As for what we can learn from patients like this, I think they can make us better at our jobs. It’s easy to be nice to patients who are nice; it’s much harder to be nice to patients who are more demanding. I’ve learned how to be better at not getting defensive, I’ve learned patience, I’ve learned how to ask questions that go deeper to try to get at the root of what’s really bothering them. These are all skills I can apply to my personal life, too.

Admittedly, I still have a lot of work to do to get better at these things, but I wouldn’t have gotten these skills at all if every patient I’d encountered had been sweet. Think about the backstory of your difficult patient, yes, and also think about what they may be teaching you.

The Crabby Old Lady Who Hates Our Food

It was the end of a long week. 4:35 on a Friday afternoon and I was the only one left in the office. As I was answering the last of the email, there was a knock at my door. Four people from food service were looking for some help.

There was an older woman on one of our inpatient units who had been complaining about the food every day for the past five days. It was too cold, it was burnt, it was tasteless, it had too much salt, it was covered in grease, it was dry. You get the idea.

Normally, the dietary staff can handle those kinds of things. They’ve heard a complaint or two, but this woman had started to get pretty unkind to the staff and no one wanted to be the one to bring her a tray. They came to my office, hoping I might be able to talk her into being a little nicer.

One quick look at the clock and a heavy sigh later, I was off to go see what I could do.

I found her nurse and told her why I was there. She rolled her eyes. “Good luck. Nothing anyone has done this week has been good enough. I think some people are just always going to be unhappy.”

I walked in and found a tiny, little old lady who couldn’t have weighed more than 90 pounds. I told her I was from the service excellence department and I’d heard she wasn’t happy with our food. “That’s an understatement,” she answered.

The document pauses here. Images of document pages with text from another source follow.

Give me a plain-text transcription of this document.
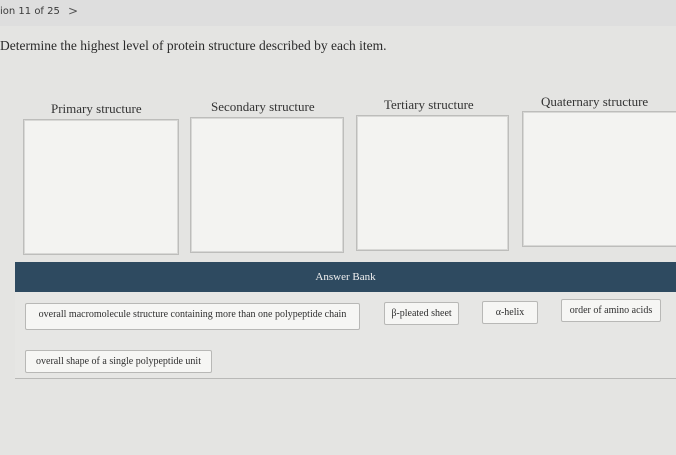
ion 11 of 25 >
Determine the highest level of protein structure described by each item.
Primary structure	Secondary structure	Tertiary structure	Quaternary structure
Answer Bank
overall macromolecule structure containing more than one polypeptide chain	β-pleated sheet	α-helix	order of amino acids
overall shape of a single polypeptide unit
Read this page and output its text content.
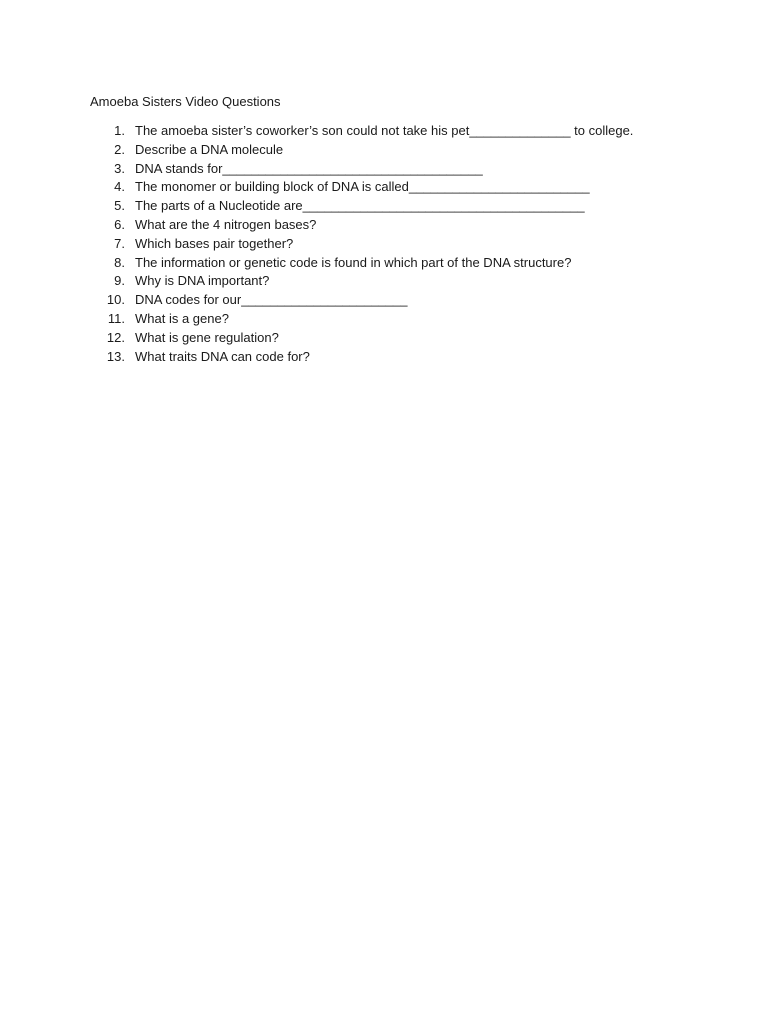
Amoeba Sisters Video Questions
1. The amoeba sister’s coworker’s son could not take his pet______________ to college.
2. Describe a DNA molecule
3. DNA stands for____________________________________
4. The monomer or building block of DNA is called_________________________
5. The parts of a Nucleotide are_______________________________________
6. What are the 4 nitrogen bases?
7. Which bases pair together?
8. The information or genetic code is found in which part of the DNA structure?
9. Why is DNA important?
10. DNA codes for our_______________________
11. What is a gene?
12. What is gene regulation?
13. What traits DNA can code for?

She spent the next 15 minutes telling me about every meal she’d been served here. There was essentially nothing on the menu that was appealing, everything was cooked incorrectly, and nobody seemed to care just how awful it all was. I listened patiently, reflected back to her what I was hearing, and told her how frustrating it must be to not be able to enjoy eating.

She paused, looked me in the eye and asked, “Do you know why I’m here?” “No, I don’t,” I answered.

“I’m here because the doctors wanted to do a few more tests before they told me there’s nothing they can do.” She paused for a moment.  “I’m going to die and I guess that’s okay. I knew I would someday. But do you know what’ll happen to me if I don’t eat while I’m here?  If I don’t get enough nutrition and I’m not strong enough to be by myself, they’re going to send me to a nursing home. You know what happens to people my age in nursing homes? They die. Well, I don’t want to die there. I want to go home. I want to be with my family in my own bed and if I can’t eat…” She stopped, took a deep breath, looked at me and said, “I need my strength. I need to eat. Do you understand?”

In that moment, the crabby old lady turned into a frail, frightened woman. I no longer found her demanding and impossible to please but vulnerable and in need of help. I set her up with some meal vouchers from our full service restaurant at the hospital (different from the hospital kitchen) and told her to contact me if she continued having trouble. I told her nurse what the real issue was, that it wasn’t about the food as much as it was about dying in a nursing home. She shrugged, thanked me, and continued charting.

I got back to my desk and even though it was well past quitting time, I was really glad I had been there. The visit with the old lady reminded me of why I do this job. I’m not there for my ‘To-Do’ List, I’m there for people. I don’t know if she’s still on this earth or if she was able to die at home, but I’m glad she had someone who listened and tried to help.

Take a few moments to find out the real issue behind the complaint. Change the story you’re telling yourself about the other person. It can make all the difference. To both of you.